Malam Bacai Sanhá bei einem Wahlkampfauftritt 2009 (Foto: dpa)
Malam Bacai Sanhá bei einem Wahlkampfauftritt 2009Bild: DPA

Schon als Teenager im Unabhängigkeitskampf aktiv

Malam Bacai Sanhá wurde am 5. Mai 1947 in Quinará im Südwesten des Landes geboren und gehörte zur kleinen muslimischen Ethnie der Beafada. Schon als Teenager, im Jahr 1962, trat er der von Amílcar Cabral geleiteten Afrikanischen Partei für die Unabhängigkeit von Guinea-Bissau und Kap Verde (PAIGC) bei. Seit 1959 führte die PAIGC den bewaffneten Kampf gegen die portugiesische Kolonialherrschaft an.

Studium in der DDR

Aufgrund seiner Widerstands-Aktivitäten war er gezwungen, in den Untergrund zu gehen. Wie viele andere Mitglieder des PAIGC ging auch Sanhá in den Ostblock. Er studierte in Ost-Berlin Politikwissenschaften an der Parteihochschule Karl Marx.

Kurz nach der Unabhängigkeit von Guinea-Bissau, die am 10. September 1974 von Portugal offiziell anerkannt wurde, begann Malam Bacai Sanhá seine Karriere als hoher Staatsbeamter. Er wurde Verwaltungschef der Küstenregion Biombo und später Gouverneur der Region Gabu. In mehreren Ressorts war Sanhá auch Minister unter Präsident Nino Vieira.

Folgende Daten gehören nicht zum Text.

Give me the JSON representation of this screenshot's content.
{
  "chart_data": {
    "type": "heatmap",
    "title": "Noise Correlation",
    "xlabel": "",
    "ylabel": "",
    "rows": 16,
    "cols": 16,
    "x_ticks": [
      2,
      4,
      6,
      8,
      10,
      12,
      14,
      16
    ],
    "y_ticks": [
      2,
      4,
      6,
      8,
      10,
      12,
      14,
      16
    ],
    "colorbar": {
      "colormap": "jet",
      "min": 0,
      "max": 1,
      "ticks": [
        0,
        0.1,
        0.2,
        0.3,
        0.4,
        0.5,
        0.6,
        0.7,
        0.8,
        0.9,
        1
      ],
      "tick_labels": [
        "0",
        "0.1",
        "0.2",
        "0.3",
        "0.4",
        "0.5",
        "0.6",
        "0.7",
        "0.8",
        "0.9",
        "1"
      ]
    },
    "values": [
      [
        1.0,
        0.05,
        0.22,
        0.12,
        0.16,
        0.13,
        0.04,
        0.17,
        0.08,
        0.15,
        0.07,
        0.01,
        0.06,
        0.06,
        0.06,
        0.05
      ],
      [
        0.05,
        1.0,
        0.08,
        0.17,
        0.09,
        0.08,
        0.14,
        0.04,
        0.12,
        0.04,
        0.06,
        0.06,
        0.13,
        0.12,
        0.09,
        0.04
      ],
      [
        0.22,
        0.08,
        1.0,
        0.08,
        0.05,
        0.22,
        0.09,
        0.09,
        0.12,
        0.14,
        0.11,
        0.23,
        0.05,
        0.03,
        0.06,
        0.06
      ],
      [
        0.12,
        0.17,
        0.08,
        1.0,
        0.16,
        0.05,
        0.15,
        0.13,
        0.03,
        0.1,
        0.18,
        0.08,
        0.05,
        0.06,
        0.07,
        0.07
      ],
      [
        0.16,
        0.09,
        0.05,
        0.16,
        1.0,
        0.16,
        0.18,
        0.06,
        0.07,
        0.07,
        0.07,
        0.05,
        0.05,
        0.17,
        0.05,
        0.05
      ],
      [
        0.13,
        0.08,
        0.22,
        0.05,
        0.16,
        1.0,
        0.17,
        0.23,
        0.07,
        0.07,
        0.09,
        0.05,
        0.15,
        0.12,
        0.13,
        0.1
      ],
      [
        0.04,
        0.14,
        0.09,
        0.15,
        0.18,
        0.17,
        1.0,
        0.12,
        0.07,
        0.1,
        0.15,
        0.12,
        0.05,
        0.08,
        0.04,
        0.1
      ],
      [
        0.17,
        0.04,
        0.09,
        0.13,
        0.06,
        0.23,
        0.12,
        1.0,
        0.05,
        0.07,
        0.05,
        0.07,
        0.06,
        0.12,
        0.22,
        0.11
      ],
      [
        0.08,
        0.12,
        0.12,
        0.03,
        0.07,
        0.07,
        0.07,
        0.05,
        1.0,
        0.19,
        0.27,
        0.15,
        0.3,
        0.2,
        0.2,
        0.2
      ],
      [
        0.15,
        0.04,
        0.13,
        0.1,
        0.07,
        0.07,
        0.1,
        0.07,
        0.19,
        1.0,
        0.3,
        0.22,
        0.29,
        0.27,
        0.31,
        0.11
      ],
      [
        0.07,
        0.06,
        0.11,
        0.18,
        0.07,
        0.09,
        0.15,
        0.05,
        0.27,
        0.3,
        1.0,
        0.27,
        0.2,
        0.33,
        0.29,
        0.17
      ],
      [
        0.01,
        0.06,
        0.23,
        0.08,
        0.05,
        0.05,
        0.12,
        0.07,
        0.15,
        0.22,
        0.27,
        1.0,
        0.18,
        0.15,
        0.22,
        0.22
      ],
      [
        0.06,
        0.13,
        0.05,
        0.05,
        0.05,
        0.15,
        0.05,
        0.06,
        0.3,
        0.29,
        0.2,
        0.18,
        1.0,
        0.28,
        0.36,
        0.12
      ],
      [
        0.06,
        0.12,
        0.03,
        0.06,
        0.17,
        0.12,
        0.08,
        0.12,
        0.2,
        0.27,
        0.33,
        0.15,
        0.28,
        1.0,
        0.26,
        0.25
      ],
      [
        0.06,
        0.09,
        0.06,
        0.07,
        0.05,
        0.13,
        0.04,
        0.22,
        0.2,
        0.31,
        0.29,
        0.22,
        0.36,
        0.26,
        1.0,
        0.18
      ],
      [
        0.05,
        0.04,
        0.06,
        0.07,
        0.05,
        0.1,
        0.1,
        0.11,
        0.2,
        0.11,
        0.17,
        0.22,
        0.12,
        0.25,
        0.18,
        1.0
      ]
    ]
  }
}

Mit dem Ende des "Kalten Krieges" und unter Druck der westlichen Geber-Länder entwickelt sich auch in Guinea-Bissau das politische System von einem Einheitsparteien-Staat zur Mehrparteiendemokratie. Nachdem das Land in den ersten demokratischen Wahlen in Guinea-Bissau im Jahr 1994 João Bernardo "Nino" Vieira als Präsident bestätigt hatte und dem PAIGC eine absolute Mehrheit gegeben hatte, wurde Malam Bacai Sanhá von 1994 bis 1999 zum Parlamentspräsident von Guinea-Bissau gewählt.

Drei Anläufe bis zur Präsidentschaft

Malam Bacai Sanhá im Juni 2009 (Foto: DW)
Malam Bacai Sanhá im Juni 2009 - immer wieder musste er während seiner Amtszeit im Ausland medizinisch behandelt werdenBild: DW

Nach einem militärischen Putschversuch in Juni 1998 unter Führung des zuvor entlassenen Armeechefs Ansumane Mané kam es zu einem Bürgerkrieg. Während dieser Periode übernahm Sanhá als Parlamentspräsident interimistisch das Amt des Präsidenten vom abgesetzten Nino Vieira.

Im Januar 2000 trat er zum ersten Mal als Kandidat bei Präsidentschaftswahlen an, verlor aber gegen Kumba Yalá. Dessen Amtszeit gilt als eine der chaotischsten der Geschichte des Landes und endete in einem unblutigen Putsch.

2005 kandidierte Sanhá erneut, diesmal musste er sich in der zweiten Runde Ex-Präsidenten Nino Vieira geschlagen geben. Ab 2009 stürzte Guinea-Bissau erneut ins Chaos, nachdem sowohl Präsident Nino Vieira als auch der Generalstabschef der Armee, Batista Tagmé Na Waié, innerhalb weniger Stunden ermordet wurden. Bis heute ist ungeklärt, wer hinter den Verbrechen steckte.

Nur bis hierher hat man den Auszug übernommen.